Natasha Brand has no trouble remembering what Scouting was like back home. That’s because she and her youngest child, Sam, spend two months in the U.K. each summer. Sam is a Cub Scout in both countries, while his mom is a den leader here and a group section assistant there.
One of Sam’s leaders in the U.K. went through Cub Scouting with Brand’s older children, twins Jake and Jordan, who are now 25.
“My youngest son is getting to go to Cubs with a Cub I used to help,” she says.
“The lovely thing has been the exchanges we’ve had between the groups,” Brand says. “We’ve had a letter exchange between last year’s Webelos and the Cubs in the U.K. We’ve exchanged patches and scarves. It’s really made a bond of having a sister pack in another country.”
And that sister pack includes many actual sisters, because British Scouting has been co-ed since the early 1990s.
One difference she has noticed between the two countries’ programs is that the U.K. packs give more responsibility to sixers, the British equivalent of denners (Cub Scouts who are appointed or elected to assist the den leader and den chief). That’s an idea she implemented in her BSA den.
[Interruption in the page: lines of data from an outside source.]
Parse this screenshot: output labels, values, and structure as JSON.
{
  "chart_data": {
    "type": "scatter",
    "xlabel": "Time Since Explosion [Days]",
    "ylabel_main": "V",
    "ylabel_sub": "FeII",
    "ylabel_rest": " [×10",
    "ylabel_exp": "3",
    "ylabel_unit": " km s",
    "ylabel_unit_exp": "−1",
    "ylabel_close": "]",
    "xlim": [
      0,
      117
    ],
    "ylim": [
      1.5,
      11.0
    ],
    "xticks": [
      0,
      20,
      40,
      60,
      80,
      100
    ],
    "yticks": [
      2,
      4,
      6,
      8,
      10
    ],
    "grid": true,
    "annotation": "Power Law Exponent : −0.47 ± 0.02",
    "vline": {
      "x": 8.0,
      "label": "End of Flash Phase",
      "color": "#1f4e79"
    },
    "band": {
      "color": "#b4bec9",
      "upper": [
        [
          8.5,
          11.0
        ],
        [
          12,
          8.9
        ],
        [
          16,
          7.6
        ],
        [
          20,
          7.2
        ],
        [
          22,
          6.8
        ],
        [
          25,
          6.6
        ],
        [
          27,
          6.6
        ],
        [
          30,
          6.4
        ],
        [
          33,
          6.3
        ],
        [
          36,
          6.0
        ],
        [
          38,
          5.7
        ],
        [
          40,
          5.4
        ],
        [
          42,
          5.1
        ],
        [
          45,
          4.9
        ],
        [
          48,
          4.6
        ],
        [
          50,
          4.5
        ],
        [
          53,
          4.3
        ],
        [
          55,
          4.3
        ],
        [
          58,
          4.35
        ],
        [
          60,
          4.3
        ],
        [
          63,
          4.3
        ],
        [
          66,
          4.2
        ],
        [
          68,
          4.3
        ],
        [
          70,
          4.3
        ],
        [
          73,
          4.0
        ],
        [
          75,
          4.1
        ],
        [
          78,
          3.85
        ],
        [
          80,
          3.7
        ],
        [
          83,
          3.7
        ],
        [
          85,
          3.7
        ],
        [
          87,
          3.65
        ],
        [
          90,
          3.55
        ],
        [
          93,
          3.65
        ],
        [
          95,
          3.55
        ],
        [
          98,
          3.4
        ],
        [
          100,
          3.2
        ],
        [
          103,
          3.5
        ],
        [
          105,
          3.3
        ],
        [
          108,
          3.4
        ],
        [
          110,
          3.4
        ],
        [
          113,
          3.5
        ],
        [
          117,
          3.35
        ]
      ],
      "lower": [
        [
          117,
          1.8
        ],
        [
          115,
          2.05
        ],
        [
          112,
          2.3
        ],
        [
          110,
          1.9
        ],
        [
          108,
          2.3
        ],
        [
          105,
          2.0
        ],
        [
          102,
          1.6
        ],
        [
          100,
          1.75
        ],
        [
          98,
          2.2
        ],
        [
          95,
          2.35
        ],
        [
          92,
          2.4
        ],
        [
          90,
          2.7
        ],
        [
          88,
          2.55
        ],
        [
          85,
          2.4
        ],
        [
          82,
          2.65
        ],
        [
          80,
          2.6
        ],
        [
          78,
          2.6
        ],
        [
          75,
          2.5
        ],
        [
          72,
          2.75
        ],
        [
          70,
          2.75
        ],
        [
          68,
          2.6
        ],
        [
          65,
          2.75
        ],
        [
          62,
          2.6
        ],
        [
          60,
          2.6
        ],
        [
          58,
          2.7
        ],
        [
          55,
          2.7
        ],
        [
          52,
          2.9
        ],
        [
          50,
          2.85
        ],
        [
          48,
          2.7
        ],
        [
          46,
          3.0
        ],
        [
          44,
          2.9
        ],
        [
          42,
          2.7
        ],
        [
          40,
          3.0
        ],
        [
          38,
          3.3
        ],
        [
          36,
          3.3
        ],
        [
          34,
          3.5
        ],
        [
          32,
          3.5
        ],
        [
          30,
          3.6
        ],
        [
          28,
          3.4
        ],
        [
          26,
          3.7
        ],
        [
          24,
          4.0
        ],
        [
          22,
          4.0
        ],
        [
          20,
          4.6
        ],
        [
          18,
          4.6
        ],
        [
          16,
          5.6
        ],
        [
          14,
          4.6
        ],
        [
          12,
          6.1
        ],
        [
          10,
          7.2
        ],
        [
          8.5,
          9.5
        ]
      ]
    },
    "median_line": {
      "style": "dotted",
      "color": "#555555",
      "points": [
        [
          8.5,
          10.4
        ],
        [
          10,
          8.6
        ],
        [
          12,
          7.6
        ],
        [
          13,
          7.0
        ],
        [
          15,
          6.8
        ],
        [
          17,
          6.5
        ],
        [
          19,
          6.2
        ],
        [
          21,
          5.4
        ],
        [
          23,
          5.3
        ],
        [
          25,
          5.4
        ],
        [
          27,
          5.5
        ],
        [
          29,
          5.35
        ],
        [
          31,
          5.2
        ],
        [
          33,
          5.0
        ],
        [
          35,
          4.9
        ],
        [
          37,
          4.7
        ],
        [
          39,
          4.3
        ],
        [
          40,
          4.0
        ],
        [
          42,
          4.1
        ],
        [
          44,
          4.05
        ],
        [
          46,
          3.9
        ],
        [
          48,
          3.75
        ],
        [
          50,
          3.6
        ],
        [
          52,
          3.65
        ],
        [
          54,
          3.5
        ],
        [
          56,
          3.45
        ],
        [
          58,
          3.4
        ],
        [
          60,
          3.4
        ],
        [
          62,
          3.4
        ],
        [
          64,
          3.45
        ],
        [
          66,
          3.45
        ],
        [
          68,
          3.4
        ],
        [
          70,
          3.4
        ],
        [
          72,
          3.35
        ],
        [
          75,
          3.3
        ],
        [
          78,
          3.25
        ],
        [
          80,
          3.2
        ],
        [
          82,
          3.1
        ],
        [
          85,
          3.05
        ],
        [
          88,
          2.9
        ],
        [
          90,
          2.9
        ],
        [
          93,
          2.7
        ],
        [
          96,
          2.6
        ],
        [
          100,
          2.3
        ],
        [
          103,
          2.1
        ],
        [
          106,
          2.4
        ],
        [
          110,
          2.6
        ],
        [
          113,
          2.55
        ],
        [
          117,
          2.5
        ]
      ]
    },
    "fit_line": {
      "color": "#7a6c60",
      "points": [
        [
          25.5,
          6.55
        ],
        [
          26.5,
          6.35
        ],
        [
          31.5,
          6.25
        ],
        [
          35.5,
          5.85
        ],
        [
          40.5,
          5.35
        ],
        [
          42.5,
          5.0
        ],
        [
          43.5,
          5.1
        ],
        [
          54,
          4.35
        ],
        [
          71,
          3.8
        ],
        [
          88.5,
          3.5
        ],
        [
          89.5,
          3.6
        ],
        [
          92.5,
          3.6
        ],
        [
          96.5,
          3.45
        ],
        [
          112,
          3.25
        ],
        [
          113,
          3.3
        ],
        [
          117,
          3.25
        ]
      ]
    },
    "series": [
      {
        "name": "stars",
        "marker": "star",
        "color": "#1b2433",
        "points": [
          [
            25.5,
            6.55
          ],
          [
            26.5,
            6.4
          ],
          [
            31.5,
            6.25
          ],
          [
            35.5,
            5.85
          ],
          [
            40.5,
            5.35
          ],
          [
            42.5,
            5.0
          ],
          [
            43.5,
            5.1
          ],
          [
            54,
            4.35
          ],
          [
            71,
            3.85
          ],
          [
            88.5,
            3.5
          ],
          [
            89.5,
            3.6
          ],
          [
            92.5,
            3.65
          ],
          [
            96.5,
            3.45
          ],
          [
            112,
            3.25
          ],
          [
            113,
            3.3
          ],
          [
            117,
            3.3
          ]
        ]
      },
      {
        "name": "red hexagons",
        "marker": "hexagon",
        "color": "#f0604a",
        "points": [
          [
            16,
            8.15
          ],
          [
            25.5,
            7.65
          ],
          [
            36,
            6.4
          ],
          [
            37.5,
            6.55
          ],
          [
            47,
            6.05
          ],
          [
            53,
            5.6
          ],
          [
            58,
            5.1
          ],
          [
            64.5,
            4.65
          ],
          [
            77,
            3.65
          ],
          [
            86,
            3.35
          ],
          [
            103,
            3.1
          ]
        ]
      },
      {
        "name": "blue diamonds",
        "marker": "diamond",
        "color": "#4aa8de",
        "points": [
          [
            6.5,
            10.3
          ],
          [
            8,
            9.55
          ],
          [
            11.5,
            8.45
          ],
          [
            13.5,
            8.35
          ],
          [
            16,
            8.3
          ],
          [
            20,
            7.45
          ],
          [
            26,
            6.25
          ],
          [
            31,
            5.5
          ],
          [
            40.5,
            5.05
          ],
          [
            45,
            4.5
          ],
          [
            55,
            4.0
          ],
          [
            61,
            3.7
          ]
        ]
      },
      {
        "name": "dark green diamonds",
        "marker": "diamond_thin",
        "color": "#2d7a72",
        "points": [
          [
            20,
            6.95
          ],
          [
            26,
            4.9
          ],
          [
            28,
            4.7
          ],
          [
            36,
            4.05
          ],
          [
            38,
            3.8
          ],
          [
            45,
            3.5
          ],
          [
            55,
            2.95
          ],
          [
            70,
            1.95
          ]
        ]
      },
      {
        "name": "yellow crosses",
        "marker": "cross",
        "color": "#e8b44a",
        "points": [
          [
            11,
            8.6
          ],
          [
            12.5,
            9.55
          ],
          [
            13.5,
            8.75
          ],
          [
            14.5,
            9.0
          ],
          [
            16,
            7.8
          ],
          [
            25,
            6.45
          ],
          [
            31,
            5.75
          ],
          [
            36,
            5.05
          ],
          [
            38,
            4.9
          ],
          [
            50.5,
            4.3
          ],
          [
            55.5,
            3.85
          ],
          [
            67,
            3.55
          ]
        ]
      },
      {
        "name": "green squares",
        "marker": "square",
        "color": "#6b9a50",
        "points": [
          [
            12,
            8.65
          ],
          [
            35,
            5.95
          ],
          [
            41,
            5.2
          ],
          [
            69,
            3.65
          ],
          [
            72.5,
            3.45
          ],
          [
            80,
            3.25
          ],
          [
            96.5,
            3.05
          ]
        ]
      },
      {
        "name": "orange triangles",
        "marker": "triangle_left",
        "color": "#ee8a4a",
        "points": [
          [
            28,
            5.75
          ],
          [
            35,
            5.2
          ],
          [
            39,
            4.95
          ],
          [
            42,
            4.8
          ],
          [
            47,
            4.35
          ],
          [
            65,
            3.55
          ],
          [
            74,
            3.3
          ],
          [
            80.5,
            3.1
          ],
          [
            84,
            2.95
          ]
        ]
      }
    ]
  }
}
“They all really stepped up to the position and really enjoyed having the responsibility,” she says. “I think denner is an important position that’s underutilized.”
Also underused, Brand says, is the position of council international representative, a role she assumed for Westark Area Council last summer.
“All the international activities that are listed on the BSA website we’re trying to promote,” she says.